Yeni bir tanıdığa ihtiyacım yoktu
gülerek kaç kutuplusun dedin
ben de belki çok…
İlaçlarımızı her öğünden sonra
paylaşırdık;
Maviler, pembeler, beyazlar
Tozlar, kapsüller, damlalar
Durumumuz pek değişmezdi
ama seyrek de olsa
kuleleri, ipleri ve jiletleri
daha az önemserdik.
Sen devrime kalkışmıştın
sonunda yaşlı bir partizan
Ben ise sekiz yaşımdan beri
uçaksavarların hurdalarını toplar
Kağıttan uzay mekiğimi aya fırlatırdım.
Sen öyle bir delirdin ki
elektrik şoklara kaldı işin,
Ben öyle delirdim ki
elektrik akımına kapılmaya, intihara kaldım!

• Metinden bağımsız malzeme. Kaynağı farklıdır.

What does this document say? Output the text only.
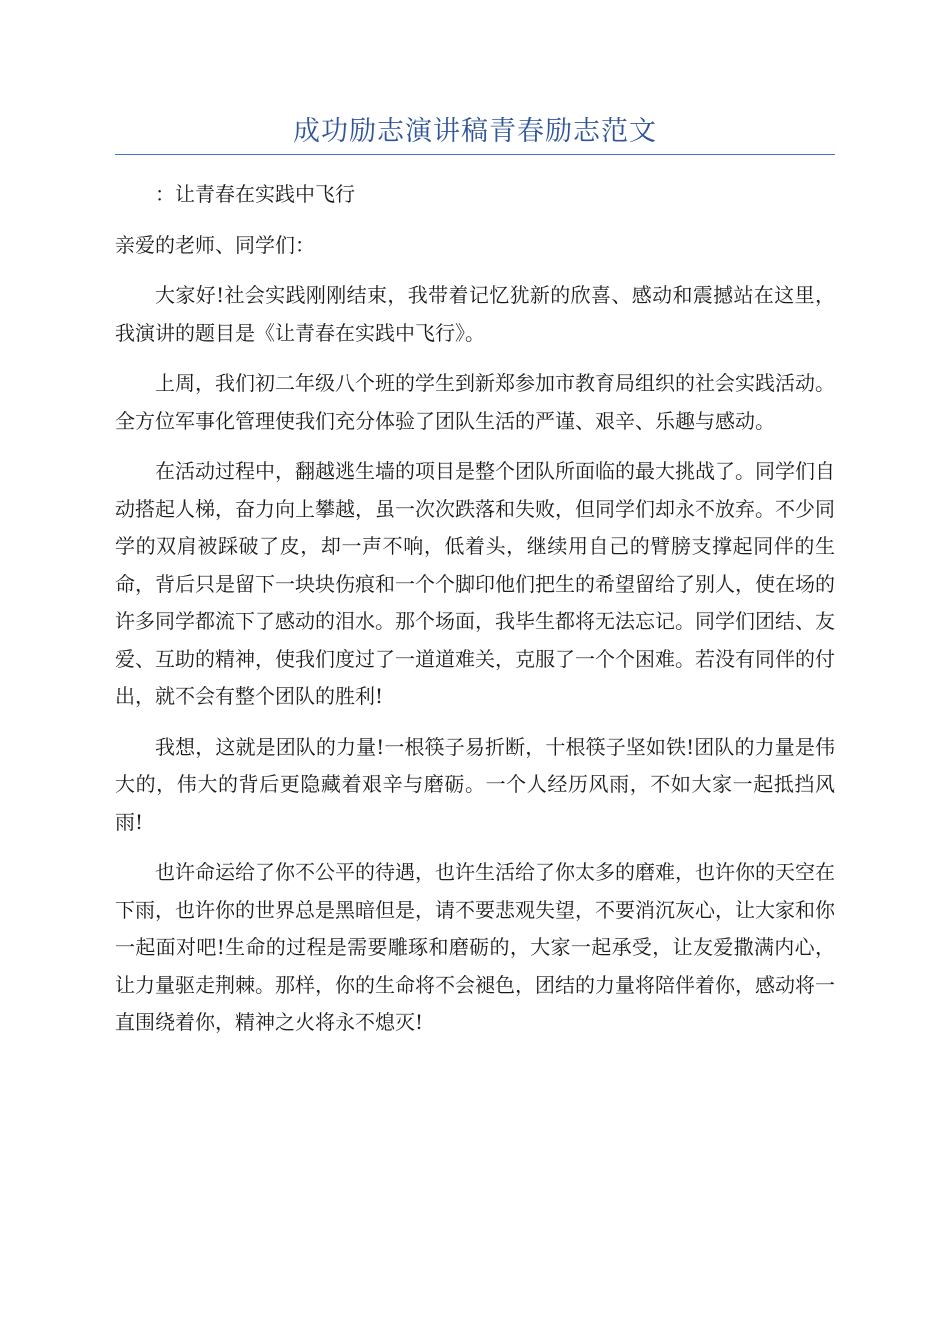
成功励志演讲稿青春励志范文

：让青春在实践中飞行

亲爱的老师、同学们：

大家好!社会实践刚刚结束，我带着记忆犹新的欣喜、感动和震撼站在这里，我演讲的题目是《让青春在实践中飞行》。

上周，我们初二年级八个班的学生到新郑参加市教育局组织的社会实践活动。全方位军事化管理使我们充分体验了团队生活的严谨、艰辛、乐趣与感动。

在活动过程中，翻越逃生墙的项目是整个团队所面临的最大挑战了。同学们自动搭起人梯，奋力向上攀越，虽一次次跌落和失败，但同学们却永不放弃。不少同学的双肩被踩破了皮，却一声不响，低着头，继续用自己的臂膀支撑起同伴的生命，背后只是留下一块块伤痕和一个个脚印他们把生的希望留给了别人，使在场的许多同学都流下了感动的泪水。那个场面，我毕生都将无法忘记。同学们团结、友爱、互助的精神，使我们度过了一道道难关，克服了一个个困难。若没有同伴的付出，就不会有整个团队的胜利!

我想，这就是团队的力量!一根筷子易折断，十根筷子坚如铁!团队的力量是伟大的，伟大的背后更隐藏着艰辛与磨砺。一个人经历风雨，不如大家一起抵挡风雨!

也许命运给了你不公平的待遇，也许生活给了你太多的磨难，也许你的天空在下雨，也许你的世界总是黑暗但是，请不要悲观失望，不要消沉灰心，让大家和你一起面对吧!生命的过程是需要雕琢和磨砺的，大家一起承受，让友爱撒满内心，让力量驱走荆棘。那样，你的生命将不会褪色，团结的力量将陪伴着你，感动将一直围绕着你，精神之火将永不熄灭!
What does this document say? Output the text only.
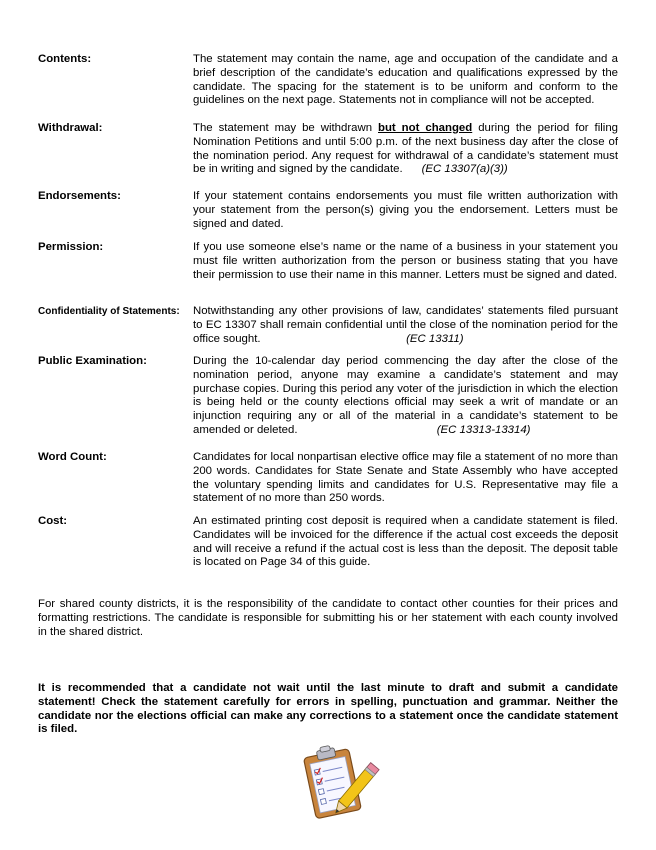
Contents:	The statement may contain the name, age and occupation of the candidate and a brief description of the candidate’s education and qualifications expressed by the candidate. The spacing for the statement is to be uniform and conform to the guidelines on the next page. Statements not in compliance will not be accepted.
Withdrawal:	The statement may be withdrawn but not changed during the period for filing Nomination Petitions and until 5:00 p.m. of the next business day after the close of the nomination period. Any request for withdrawal of a candidate’s statement must be in writing and signed by the candidate. (EC 13307(a)(3))
Endorsements:	If your statement contains endorsements you must file written authorization with your statement from the person(s) giving you the endorsement. Letters must be signed and dated.
Permission:	If you use someone else’s name or the name of a business in your statement you must file written authorization from the person or business stating that you have their permission to use their name in this manner. Letters must be signed and dated.
Confidentiality of Statements:	Notwithstanding any other provisions of law, candidates’ statements filed pursuant to EC 13307 shall remain confidential until the close of the nomination period for the office sought.	(EC 13311)
Public Examination:	During the 10-calendar day period commencing the day after the close of the nomination period, anyone may examine a candidate’s statement and may purchase copies. During this period any voter of the jurisdiction in which the election is being held or the county elections official may seek a writ of mandate or an injunction requiring any or all of the material in a candidate’s statement to be amended or deleted.	(EC 13313-13314)
Word Count:	Candidates for local nonpartisan elective office may file a statement of no more than 200 words. Candidates for State Senate and State Assembly who have accepted the voluntary spending limits and candidates for U.S. Representative may file a statement of no more than 250 words.
Cost:	An estimated printing cost deposit is required when a candidate statement is filed. Candidates will be invoiced for the difference if the actual cost exceeds the deposit and will receive a refund if the actual cost is less than the deposit. The deposit table is located on Page 34 of this guide.
For shared county districts, it is the responsibility of the candidate to contact other counties for their prices and formatting restrictions. The candidate is responsible for submitting his or her statement with each county involved in the shared district.
It is recommended that a candidate not wait until the last minute to draft and submit a candidate statement! Check the statement carefully for errors in spelling, punctuation and grammar. Neither the candidate nor the elections official can make any corrections to a statement once the candidate statement is filed.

Kah kötü niyetli anandan söz ederdin
ben ise hain babamdan
Senin hacı dayın sübyancıydı
Benim karısını boşayan amcam ise hırsız
Bağımlı kardeşin başına sıktığı mermiyle öldü
Benim en büyük ablam
dökülmüş saçları kireç beyazı yüzüyle öldü
üçüncü tur kemoterapiyi bitiremeden.
Benim kutuplarımdan biri kanatlı bir attı
kutsal kitapları okurdu ezberden
Senin arızalarından biri ruhlar ile konuşmaktı
ve atlamaktı çırılçıplak çalıların üstünden ve yol kenarındaki bloklardan
Harward mezunu psikolog gülümsedi;
“Welcome to the reality[2]” dedi
Lityum[3] şişmanlattı bizi dedik
Artık tırmanmıyorduk çamlara
Çimler üzerinde yuvarlanıyorduk
İşte bu topraklarda
Bu yerlerde
Zaman ise yuvarlak ekranlı yaramaz bir saat
sadece günde iki kere
gerçeğini anlatırdı.
***
Los Angeles’te kalabalık bir akıl hastanesinde
vurulduk birbirimize.
Çocuğumuz bir kaplan yavrusu
Korkmazdı hemşirelerin kucağından
Sen öperdin alnını sertçe
Ben oynardım kısa kuyruğuyla…
Şimdi
Yıllar geçiyor o günlerden
O gece yarısı çığlıklar ve psikolojik muayenelerden
O toplu grevlerden ve yaylı yataklardan
O oniki bitmemiş adımdan.
Bugünlerde uyandığında
Buruşturursun örtüleri
Ve halt etmiş Nietzsche[4] dersin
Hala yaşıyor tanrı
ve benim gözlerimle
seni hala takip ediyor.
Mutfağın ta dibindeki
balkonun kapısına
Hatta Hazar kıyısına kadar
O kırk senedir göremediğin yere doğru…
Çeviri: Turgut Say
[1] Leyla Fercami İran doğumlu Amerikan-İranlı bayan şair. İngilizce ve Farsçada şiirleri var ayrıca İngilizceden Farsçaya önemli çevirilere imza atmıştır.
[2] Gerçeğe hoş geldiniz.
[3] Lityum tuzu, Bipolar afektif bozukluk tedavisinde kullanılan duygudurum düzenleyicidir.
[4] Friedrich Wilhelm Nietzsche, Alman filolog, filozof, kültür eleştirmeni, şair ve besteci.